For most of human history, technology has been used to empower the few; now it is rapidly reaching a majority of humankind. Even though, as COETAILer Merilyn notes, the majority of the world still does not have access to internet, this number is rapidly diminishing. What’s more, as Thomas Friedman notes, the world is flatter today than it has at any time in history (perhaps with the exception of the equality of Neolithic technology). Today, there are free or cheap tools to create virtually any sort of content:
- Diaries – It’s a little bizarre to think about, but the pre-internet equivalent of Social Media sites were simple diaries. That was it. Suddenly the ability of tools like Facebook, Twitter, Snapchat, Tumblr, MySpace and Friendster (remember Friendster?) to share diary entries easily with others took an activity that used to be the purview of kids with crushes and folks who loved writing and turned it into one of the most common international pastimes.
- News – Although many of us feel saddened by the continuing decline of print journalism, it’s hard not to be excited about the ability of people all over the world to contribute to a spectacular moment of amateur journalism. The technology that made it possible was the CMS, or Content Management System. When tools like WordPress, Blogger, SquareSpace, Wix, Weebly, Google Sites and others hit the scene it allowed users to focus much more on content creation rather than technical details. Suddenly the challenge was not to get accepted into a major news publisher but to get the attention of people around you. In an era where information and news is cheap and ubiquitous, time and attention are the scarce commodities.
- Books – Less talked about by educators, but also significant, is the revolution rippling through the book publishing world. Led by Amazon, Barnes and Nobles and iTunes, it is now easier than ever to publish a book (whether electronically or in print). My aunt and uncle are retired and go on trips around the world a few times a year; every trip they take their pictures and compile them into a hardcover book that they have printed and give to their friends. Authors around the world have started selling their first books for $1 or so to get people reading their work, then increasing the price for their sequel. Although I haven’t seen it yet, hopefully schools will soon join the party and have students producing original books, short stories or otherwise, that can be distributed or sold on Amazon and iTunes.

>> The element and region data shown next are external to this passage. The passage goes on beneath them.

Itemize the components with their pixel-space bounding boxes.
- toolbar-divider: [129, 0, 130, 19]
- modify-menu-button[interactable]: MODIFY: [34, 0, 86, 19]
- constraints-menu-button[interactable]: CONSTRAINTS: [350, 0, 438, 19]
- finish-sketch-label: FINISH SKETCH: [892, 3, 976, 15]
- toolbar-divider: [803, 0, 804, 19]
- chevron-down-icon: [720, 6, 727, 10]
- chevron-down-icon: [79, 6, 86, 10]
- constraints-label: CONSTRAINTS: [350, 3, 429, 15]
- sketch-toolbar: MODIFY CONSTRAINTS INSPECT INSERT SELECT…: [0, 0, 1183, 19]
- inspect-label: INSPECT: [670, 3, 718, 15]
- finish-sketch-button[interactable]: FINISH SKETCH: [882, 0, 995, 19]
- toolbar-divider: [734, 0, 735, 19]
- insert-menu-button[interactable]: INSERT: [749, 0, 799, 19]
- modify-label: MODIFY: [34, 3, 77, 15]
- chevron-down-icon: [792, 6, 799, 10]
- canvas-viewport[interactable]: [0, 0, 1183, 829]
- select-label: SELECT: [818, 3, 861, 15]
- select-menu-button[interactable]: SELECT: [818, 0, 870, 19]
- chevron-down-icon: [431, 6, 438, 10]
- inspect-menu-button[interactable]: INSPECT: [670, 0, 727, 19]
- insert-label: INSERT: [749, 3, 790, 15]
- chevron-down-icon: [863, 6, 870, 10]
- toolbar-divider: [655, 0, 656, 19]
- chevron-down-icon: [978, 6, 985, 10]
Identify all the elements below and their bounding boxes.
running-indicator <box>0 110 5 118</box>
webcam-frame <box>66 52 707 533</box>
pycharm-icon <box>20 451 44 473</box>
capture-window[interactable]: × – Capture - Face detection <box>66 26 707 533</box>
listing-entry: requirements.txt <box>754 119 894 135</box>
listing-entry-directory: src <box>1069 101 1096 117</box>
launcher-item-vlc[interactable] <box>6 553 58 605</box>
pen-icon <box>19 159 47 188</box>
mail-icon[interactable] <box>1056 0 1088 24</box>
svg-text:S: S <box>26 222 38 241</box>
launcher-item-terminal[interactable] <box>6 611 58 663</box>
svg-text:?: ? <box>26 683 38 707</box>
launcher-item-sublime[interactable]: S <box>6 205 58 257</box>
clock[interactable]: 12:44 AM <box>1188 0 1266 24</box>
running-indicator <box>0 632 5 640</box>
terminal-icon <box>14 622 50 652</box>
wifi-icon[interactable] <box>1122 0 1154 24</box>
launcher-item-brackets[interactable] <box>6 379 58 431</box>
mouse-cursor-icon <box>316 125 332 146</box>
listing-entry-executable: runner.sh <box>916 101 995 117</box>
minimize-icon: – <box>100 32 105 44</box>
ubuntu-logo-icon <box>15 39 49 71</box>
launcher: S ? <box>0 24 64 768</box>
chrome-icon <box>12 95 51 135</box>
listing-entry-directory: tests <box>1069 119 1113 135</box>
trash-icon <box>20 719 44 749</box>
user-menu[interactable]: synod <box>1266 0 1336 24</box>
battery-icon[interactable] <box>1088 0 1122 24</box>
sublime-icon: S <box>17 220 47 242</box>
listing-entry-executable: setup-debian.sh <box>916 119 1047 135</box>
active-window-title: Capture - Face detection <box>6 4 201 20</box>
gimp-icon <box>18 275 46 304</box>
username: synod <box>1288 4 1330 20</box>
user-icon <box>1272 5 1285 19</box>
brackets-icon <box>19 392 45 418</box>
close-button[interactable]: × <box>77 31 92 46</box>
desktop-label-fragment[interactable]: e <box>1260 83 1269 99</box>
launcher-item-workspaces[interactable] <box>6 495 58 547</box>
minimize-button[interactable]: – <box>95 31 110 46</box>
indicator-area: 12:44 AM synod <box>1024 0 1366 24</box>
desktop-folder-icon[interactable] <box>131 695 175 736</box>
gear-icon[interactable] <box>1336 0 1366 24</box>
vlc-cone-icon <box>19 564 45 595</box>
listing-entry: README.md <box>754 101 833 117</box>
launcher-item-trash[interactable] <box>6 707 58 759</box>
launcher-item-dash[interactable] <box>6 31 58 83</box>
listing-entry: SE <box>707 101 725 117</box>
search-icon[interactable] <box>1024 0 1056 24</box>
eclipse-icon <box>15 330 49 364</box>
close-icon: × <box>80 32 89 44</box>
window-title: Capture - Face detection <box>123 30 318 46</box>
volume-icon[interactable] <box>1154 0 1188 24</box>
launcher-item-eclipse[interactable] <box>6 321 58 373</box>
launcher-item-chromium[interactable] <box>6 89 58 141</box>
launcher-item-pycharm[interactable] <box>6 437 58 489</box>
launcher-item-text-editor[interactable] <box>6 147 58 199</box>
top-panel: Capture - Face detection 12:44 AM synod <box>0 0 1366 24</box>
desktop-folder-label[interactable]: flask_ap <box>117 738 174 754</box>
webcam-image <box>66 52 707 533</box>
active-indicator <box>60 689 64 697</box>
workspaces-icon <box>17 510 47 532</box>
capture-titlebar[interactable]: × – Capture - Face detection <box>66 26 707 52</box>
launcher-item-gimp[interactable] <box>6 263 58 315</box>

- Music – Although most decent audio tools are still (relatively) expensive, I know many young musicians who have a home studio that consists of a MacBook, some microphones, amps, and a mixing board. What’s more, these studios can often rival the power of professional studios from 30 years ago. One of the effects of the increase in music recording is the increase in music free for distribution, either on band websites or on shared spaces like jamendo. In many ways, this is returning music back to it’s state 100 years ago when recorded music and radio served more to promote a band’s live performances than to make money on their own.
- Video – The main difference in the creation and distribution of videos is, in a word, YouTube. As the largest repository of videos in the world, YouTube has changed how people socialize, learn, create, and play. A few years ago, friends and I would crowd together around a laptop to poach the unprotected wireless signal of our neighbors and watch a funny new video on YouTube. While most people who watch YouTube videos do not upload their own, I think that is changing. I would be surprised if the majority of students who graduate in the next few years did NOT have any videos posted to YouTube or Vimeo. As Larry Lessig pointed out in 2007, YouTube and the participatory culture that it fosters may be our best hope for returning to a more dynamic, participatory culture that John Phillip Souza yearned for.